20 / 11 / 2024

Konut projelerindeki "Yürüme mesafesi”nden ne anlamalıyız?

Konut projelerindeki

Para Dergisi yazarı Melis Tosyalı bu haftaki yazısında konut projesi reklamlarındaki "yürüme mesafesi" kavramını kaleme aldı.




 

Para Dergisi yazarı Melis Tosyalı bu haftaki yazısında konut projesi reklamlarındaki "yürüme mesafesi" kavramına değindi. İşte Tosyalı'nın o yazısı...

Bir ev satın aldığınızı düşünün; ağaçlarla kaplı cennet gibi bir korunun hemen yanı başında. Boğaz’a ve Kız Kulesi’ne sadece yürüme mesafesinde.

Köprüye ve Avrasya Tüneli’ne ise komşu…

Yani yaşaması ayrı keyifli, gezintisi ayrı; merkezi her noktaya ulaşımı ise ultra kolay…
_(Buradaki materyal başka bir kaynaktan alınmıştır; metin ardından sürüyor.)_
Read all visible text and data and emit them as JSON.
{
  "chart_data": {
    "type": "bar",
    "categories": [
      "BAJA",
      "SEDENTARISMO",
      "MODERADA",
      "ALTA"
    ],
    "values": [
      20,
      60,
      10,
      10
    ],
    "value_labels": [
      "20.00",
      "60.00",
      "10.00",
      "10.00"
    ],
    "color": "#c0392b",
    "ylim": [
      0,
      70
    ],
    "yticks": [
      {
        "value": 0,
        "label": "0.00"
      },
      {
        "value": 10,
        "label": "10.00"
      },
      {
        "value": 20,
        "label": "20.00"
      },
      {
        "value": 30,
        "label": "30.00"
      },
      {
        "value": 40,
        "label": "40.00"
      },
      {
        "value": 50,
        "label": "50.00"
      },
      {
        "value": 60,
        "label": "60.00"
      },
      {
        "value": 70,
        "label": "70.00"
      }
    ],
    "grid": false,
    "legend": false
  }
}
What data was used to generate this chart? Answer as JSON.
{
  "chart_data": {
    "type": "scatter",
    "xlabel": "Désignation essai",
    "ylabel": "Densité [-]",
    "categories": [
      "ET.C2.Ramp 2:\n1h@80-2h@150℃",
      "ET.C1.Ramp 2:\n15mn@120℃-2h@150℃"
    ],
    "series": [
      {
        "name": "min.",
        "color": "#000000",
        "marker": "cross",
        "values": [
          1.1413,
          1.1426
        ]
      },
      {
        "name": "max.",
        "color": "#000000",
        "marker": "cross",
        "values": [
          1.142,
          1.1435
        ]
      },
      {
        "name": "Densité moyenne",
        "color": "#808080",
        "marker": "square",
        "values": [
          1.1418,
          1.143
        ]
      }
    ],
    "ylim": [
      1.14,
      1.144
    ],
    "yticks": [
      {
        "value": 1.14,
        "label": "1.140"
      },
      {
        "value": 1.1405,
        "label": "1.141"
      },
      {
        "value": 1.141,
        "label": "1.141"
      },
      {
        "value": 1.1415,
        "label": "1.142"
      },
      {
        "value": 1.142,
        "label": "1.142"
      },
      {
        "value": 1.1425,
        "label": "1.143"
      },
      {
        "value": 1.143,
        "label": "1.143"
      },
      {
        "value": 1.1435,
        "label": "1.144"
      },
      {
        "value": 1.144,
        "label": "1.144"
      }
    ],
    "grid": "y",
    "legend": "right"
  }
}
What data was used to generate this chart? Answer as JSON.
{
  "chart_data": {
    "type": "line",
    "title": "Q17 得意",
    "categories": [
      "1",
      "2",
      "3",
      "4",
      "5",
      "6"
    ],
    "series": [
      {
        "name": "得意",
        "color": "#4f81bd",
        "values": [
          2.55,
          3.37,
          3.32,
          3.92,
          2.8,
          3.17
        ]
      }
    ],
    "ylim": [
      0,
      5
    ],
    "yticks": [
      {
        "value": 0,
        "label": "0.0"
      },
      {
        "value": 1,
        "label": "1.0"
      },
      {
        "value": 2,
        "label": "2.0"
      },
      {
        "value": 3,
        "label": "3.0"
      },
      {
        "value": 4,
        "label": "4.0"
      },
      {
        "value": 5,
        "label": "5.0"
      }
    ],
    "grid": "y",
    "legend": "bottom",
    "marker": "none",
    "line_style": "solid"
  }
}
Reklam, gayrimenkul pazarının önemli isimlerinden Dap Gayrimenkul’a ait; mevzu bahis proje ise Validebağ Konakları (Çok katlı apartman). İnsanda direkt satın alma isteği uyandıran reklamın – ki elbette reklam ve pazarlamanın asıl işlevi de budur zaten – anlattıkları ise ne yazık ki çok göreceli.


Nasıl mı? Mesela, yürüme mesafesinde olduğu Kız Kulesi ile arası Google Map’e (Kuş uçuşu) göre tam 5.6 kilometre. Bu haliyle bile mesafeyi yaya olarak kat etmeniz ise yaklaşık 1 saate denk geliyor; arabayla dahi ulaşmanız için bile en az o da trafik yoksa 15 dakikaya ihtiyacınız var. Tabii yürüme mesafesiyle kast edilen 1 saat ise diyecek pek bir şey de kalmıyor. Aynı şekilde komşusu olarak ifade edilen Avrasya Tüneli ile arasındaki mesafe de 5.3 kilometre.


İşin daha vahimi, firmanın reklamında kullandığı bu mesaj, sadece reklam içeriği olarak kalmamış verilen bilgi doğrultusunda, birçok ulusal gazetenin ekonomi sayfasında da aynen bu şekilde kullanılmış. Reklam deyip geçsek bile, tüketicinin haber sayfalarında da aynı bilgiyi okuması ve aynı yanılgıya düşmesi hiç de şaşırtıcı değil.

CEZA PAZARI GİT GİDE BÜYÜYOR

Elbette Dap, bu konuda sadece gözümüze çarpan bir örnek. Reklam sektörü, bazen direkt bazen de bu şekilde dolaylı olarak aldatıcı veya yanıltıcı mesajlar verme tekniğini çok sık kullanıyor. Rekabetin çok yoğun yaşandığı gayrimenkul pazarı ise, en büyük reklamverenler listesinde hızla yükselirken, reklam içeriklerinde aldatıcı veya yanıltıcı bilgilere de daha sık rastlar olduk. Öyle ki “Reklam Kurulu”nun kara listesindeki sağlık, gıda ve iletişime rakip olacağa benziyor.

Tablonun geneli ise oldukça korkutucu bir boyutta, öyle ki Reklam Kurulu tarafından sadece 2017 yılı boyunca yanıltıcı ve aldatıcı içerikleri nedeniyle yasalara aykırı bulunan tam 796 reklam için para cezası kesilmiş. Kesilen toplam ceza ise 11.7 milyon TL; yan sütundaki haberimizde yer aldığı gibi toplam reklam ve medya yatırımlarından daha çok… (Zira yine o habere göre, medya yatırımlarındaki büyümede itici güç olan sektörlerin başında inşaat ve gayrimenkul geliyor.) Dahası bu yılın başında yapılan açıklamalara göre aldatıcı veya yanıltıcı reklam tercih edenlerin canı daha da çok yanacak; çünkü farklı kategorilerde cezalara büyük zamlar da gelmiş durumda.

EN ÇOK CEZA GIDA VE SAĞLIKTA

Ceza kesilen sektörlerin başında gıda geliyor (2.7 milyon TL). Bunu 2.6 milyon TL ile sağlık sektörü ve 1.7 milyon TL ile iletişim hizmetleri sektörü izliyor. Geçen yıl yasalara aykırı reklamlar nedeniyle kozmetik ve temizlik ürünleri sektöründe faaliyet gösteren firmalara da 1.5 milyon TL idari para cezası uygulanmış. Yukarıdaki örnekten anlayacağımız üzere gayrimenkulün bu listeye girmesinin an meselesi olduğunu tekrarlayalım.